Can Serotonin Transporter Genotype Predict Craving in Alcoholism?
Article first published online: 4 MAY 2009
Copyright © 2009 by the Research Society on Alcoholism
Alcoholism: Clinical and Experimental Research
Volume 33, Issue 8, pages 1329–1335, August 2009
How to Cite
Ait-Daoud, N., Roache, J. D., Dawes, M. A., Liu, L., Wang, X.-Q., Javors, M. A., Seneviratne, C. and Johnson, B. A. (2009), Can Serotonin Transporter Genotype Predict Craving in Alcoholism?. Alcoholism: Clinical and Experimental Research, 33: 1329–1335. doi: 10.1111/j.1530-0277.2009.00962.x
- Issue published online: 27 JUL 2009
- Article first published online: 4 MAY 2009
- Received for publication October 21, 2008; accepted March 3, 2009.
- Alcohol Dependence;
- Serotonin Transporter;
- Cue Craving;
- Tryptophan Depletion
Background: We hypothesize that functional control of the serotonergic system is regulated in part by differential expression of the serotonin (5-HT) transporter (5-HTT). Alcohol-dependent individuals with the LL/LS genotype (L-carriers), compared with those with the SS genotype, have a lower 5-HT neurotransmission, which we hypothesize would be associated with higher craving for alcohol among L-carriers. We hypothesize further that acute peripheral depletion of tryptophan (5-HT’s precursor), while further reducing 5-HT function, might decrease auto-inhibition of 5-HT neuronal firing, thereby increasing 5-HT neurotransmission transiently and lowering alcohol craving.
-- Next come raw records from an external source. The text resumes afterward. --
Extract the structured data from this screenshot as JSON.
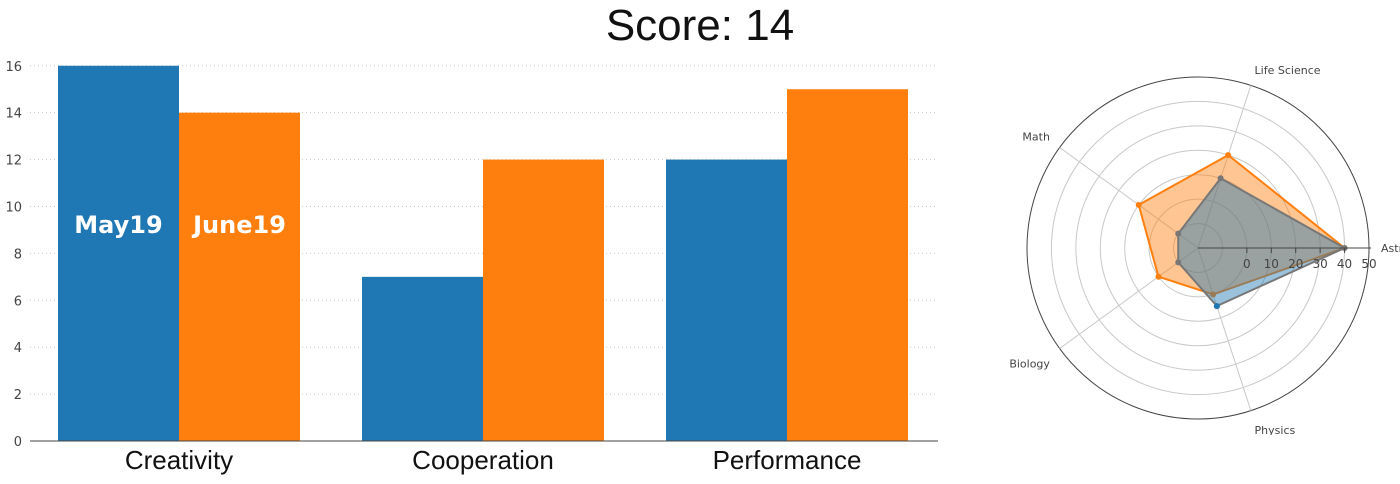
{
  "title": "Score: 14",
  "colors": {
    "may": "#1f77b4",
    "june": "#ff7f0e",
    "grid": "#c8c8c8",
    "axis": "#444444"
  },
  "chart_data": [
    {
      "type": "bar",
      "title": "Score: 14",
      "categories": [
        "Creativity",
        "Cooperation",
        "Performance"
      ],
      "series": [
        {
          "name": "May19",
          "values": [
            16,
            7,
            12
          ]
        },
        {
          "name": "June19",
          "values": [
            14,
            12,
            15
          ]
        }
      ],
      "ylim": [
        0,
        16.8
      ],
      "yticks": [
        0,
        2,
        4,
        6,
        8,
        10,
        12,
        14,
        16
      ],
      "grid": true,
      "in_bar_labels": [
        "May19",
        "June19"
      ]
    },
    {
      "type": "radar",
      "axes": [
        "Astronomy",
        "Life Science",
        "Math",
        "Biology",
        "Physics"
      ],
      "rlim": [
        -20,
        50
      ],
      "rticks": [
        0,
        10,
        20,
        30,
        40,
        50
      ],
      "series": [
        {
          "values": [
            40,
            10,
            -10,
            -10,
            5
          ]
        },
        {
          "values": [
            40,
            20,
            10,
            0,
            0
          ]
        }
      ]
    }
  ]
}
Methods: We tested these hypotheses by examining whether in 34 Hispanic alcohol-dependent individuals subjective and physiological cue craving for alcohol differed by genotype, age of onset of problem drinking, and tryptophan availability.
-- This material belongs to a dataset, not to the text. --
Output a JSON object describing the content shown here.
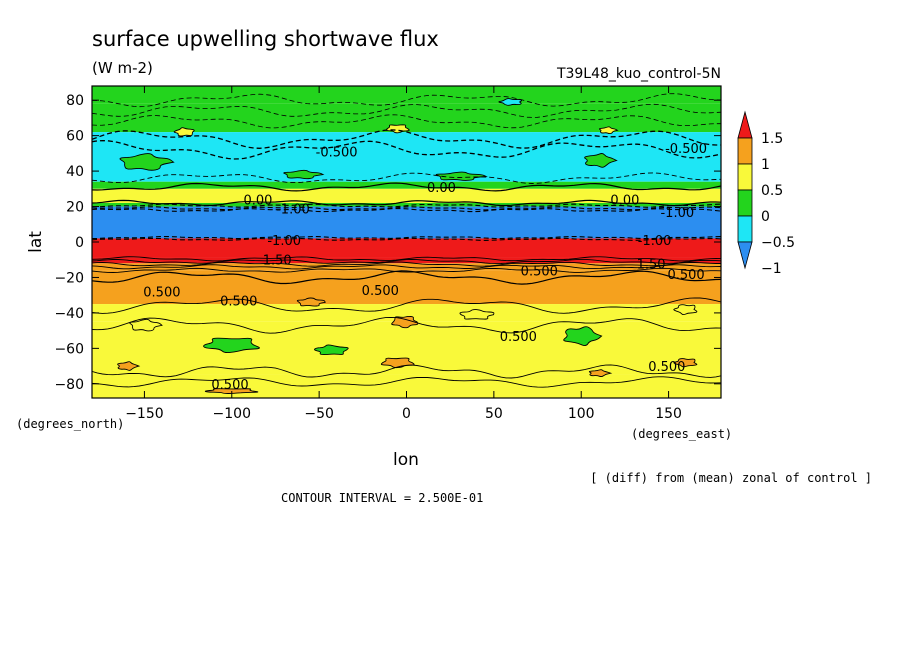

Results: On subjective “urge to drink” and “crave for a drink,” we found a significant (p < 0.05) main effect of genotype and cue, as well as an interaction among genotype, age of onset of problem drinking, and tryptophan depletion. For the physiological measure of pulse, there was a main effect of genotype. L-carriers had higher craving than their SS counterparts, an effect that decreased under tryptophan depletion. While craving in L-carriers increased with an earlier age of onset of problem drinking, the opposite effect was seen in those with the SS genotype.
Conclusion: These results not only provide support for the hypothesis that alcoholics who are L-carriers have greater alcohol craving and possibly greater propensity for drinking but also propose that there is an important 5-HTT gene-by-environment interaction that alters cue craving response for alcohol.